- Date: 16 – 22 March
- Edition: 12th
- Surface: Hard
- Location: Cuernavaca, Mexico

Champions

Singles
- Michael Mmoh

Doubles
- Andrés Andrade / Federico Agustín Gómez
- ← 2025 · Morelos Open · 2027 →

= 2026 Morelos Open =

The 2026 Morelos Open was a professional tennis tournament played on outdoor hard courts. It was the 12th edition of the tournament which was part of the 2026 ATP Challenger Tour. It took place in Cuernavaca, Mexico, between 16 and 22 March 2026.

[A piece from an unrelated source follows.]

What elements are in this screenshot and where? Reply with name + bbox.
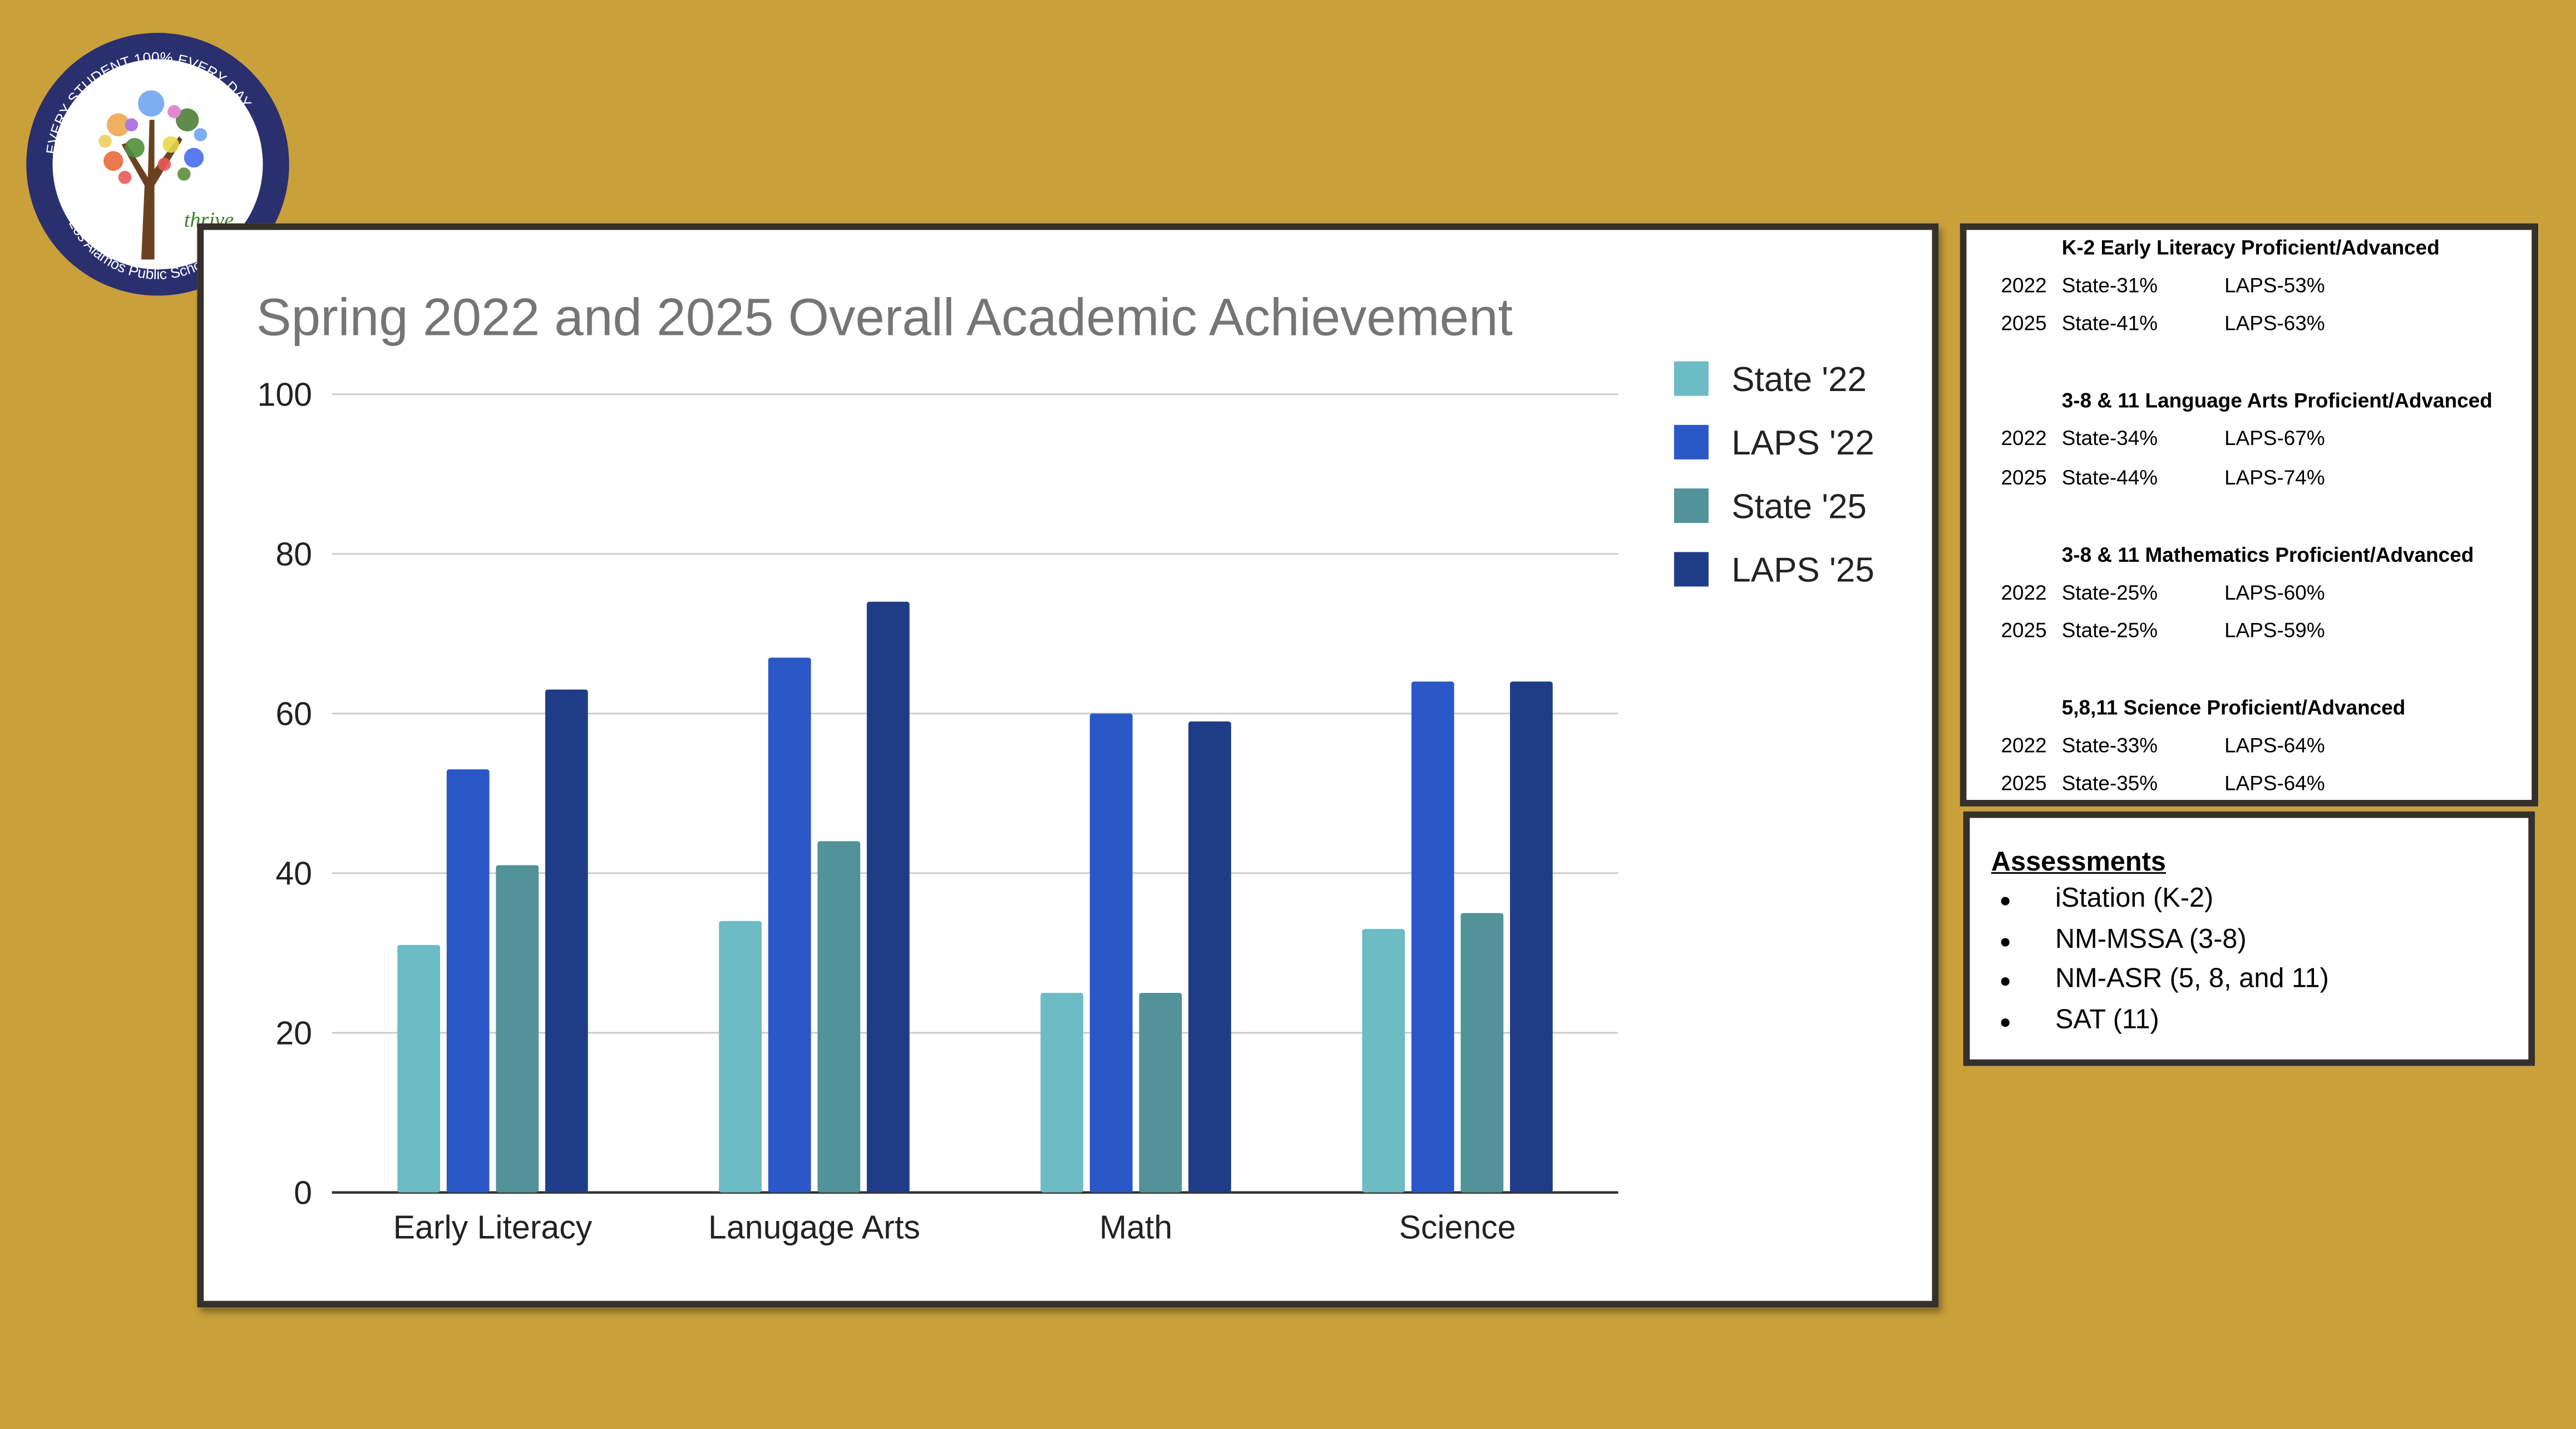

== Singles main draw entrants ==
=== Seeds ===

| Country | Player | Rank^{1} | Seed |
|---|---|---|---|
| ARG | Federico Agustín Gómez | 185 | 1 |
| ARG | Juan Pablo Ficovich | 186 | 2 |
| GBR | Oliver Crawford | 196 | 3 |
| CAN | Alexis Galarneau | 219 | 4 |
| SUI | Marc-Andrea Hüsler | 221 | 5 |
| ECU | Andrés Andrade | 236 | 6 |
| USA | Stefan Kozlov | 270 | 7 |
| USA | Andres Martin | 272 | 8 |

- ^{1} Rankings as of 2 March 2026.

=== Other entrants ===
The following players received wildcards into the singles main draw:
- MEX Rodrigo Alujas
- MEX Alejandro Hayen
- MEX Alan Magadán

The following player received entry into the singles main draw using a protected ranking:
- USA Aidan Mayo

The following player received entry into the singles main draw as an alternate:
- USA Alafia Ayeni

The following players received entry from the qualifying draw:
- FRA Robin Catry
- BEL Tibo Colson
- AUS Jake Delaney
- MEX Alan Fernando Rubio Fierros
- COL Miguel Tobón
- JPN Takeru Yuzuki

== Champions ==
=== Singles ===

- USA Michael Mmoh def. JPN Taro Daniel 4–6, 6–4, 6–3.

=== Doubles ===

- ECU Andrés Andrade / ARG Federico Agustín Gómez def. IND Rithvik Choudary Bollipalli / IND Arjun Kadhe 6–3, 7–6^{(7–4)}.